Safety & Interactions

Formal toxicological data for Peltophorum africanum are extremely limited; in vitro cytotoxicity has been reported in systematic reviews but no LD₅₀, NOAEL, or maximum tolerated dose has been established in any animal model, and no adverse event data from human use have been systematically collected. The high tannin content characteristic of root and bark extracts carries a theoretical risk of reducing iron and mineral absorption when taken alongside food or iron supplements, a class effect well-documented for condensed tannin-rich botanicals, though this interaction has not been specifically studied for this species.
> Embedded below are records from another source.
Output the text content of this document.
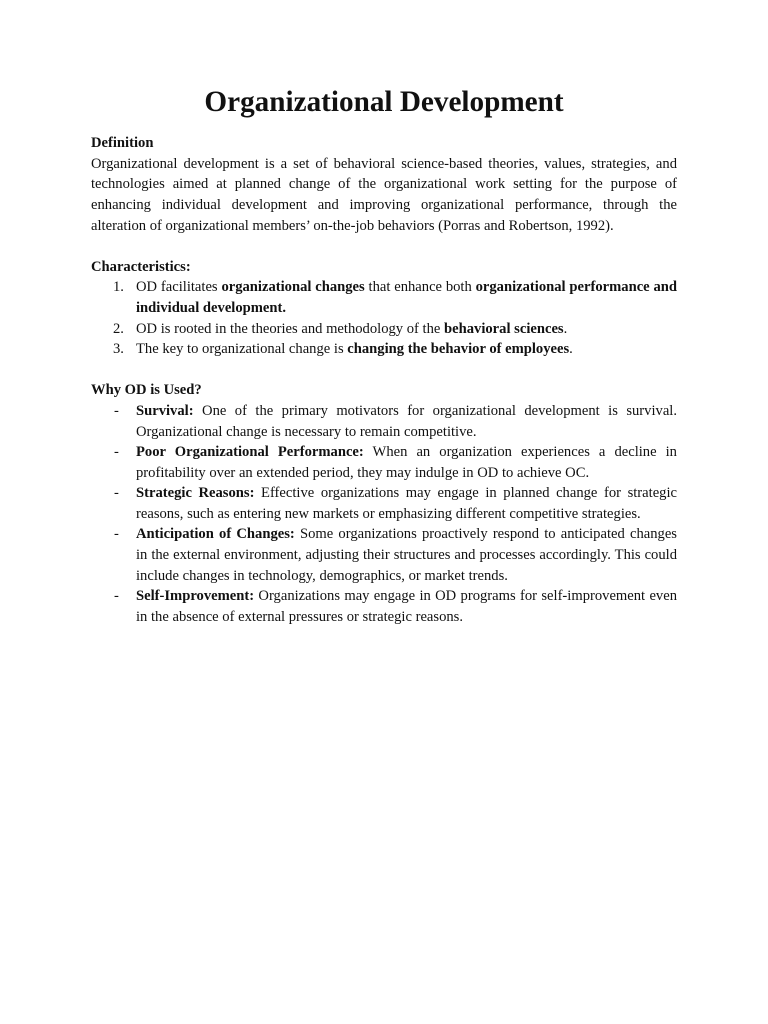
Organizational Development
Definition

Organizational development is a set of behavioral science-based theories, values, strategies, and technologies aimed at planned change of the organizational work setting for the purpose of enhancing individual development and improving organizational performance, through the alteration of organizational members’ on-the-job behaviors (Porras and Robertson, 1992).

Characteristics:
1. OD facilitates organizational changes that enhance both organizational performance and individual development.
2. OD is rooted in the theories and methodology of the behavioral sciences.
3. The key to organizational change is changing the behavior of employees.
Why OD is Used?
- Survival: One of the primary motivators for organizational development is survival. Organizational change is necessary to remain competitive.
- Poor Organizational Performance: When an organization experiences a decline in profitability over an extended period, they may indulge in OD to achieve OC.
- Strategic Reasons: Effective organizations may engage in planned change for strategic reasons, such as entering new markets or emphasizing different competitive strategies.
- Anticipation of Changes: Some organizations proactively respond to anticipated changes in the external environment, adjusting their structures and processes accordingly. This could include changes in technology, demographics, or market trends.
- Self-Improvement: Organizations may engage in OD programs for self-improvement even in the absence of external pressures or strategic reasons.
No drug interaction data exist; however, given the potent antioxidant and potential beta-adrenergic activity observed in vitro, caution is warranted in individuals taking antihypertensive medications, beta-blockers, or anticoagulants until interaction studies are conducted. Pregnancy and lactation safety is entirely uncharacterized, and use during these periods cannot be recommended; overharvesting of roots and bark from wild populations also represents an ecological sustainability concern that indirectly limits access to consistent-quality material.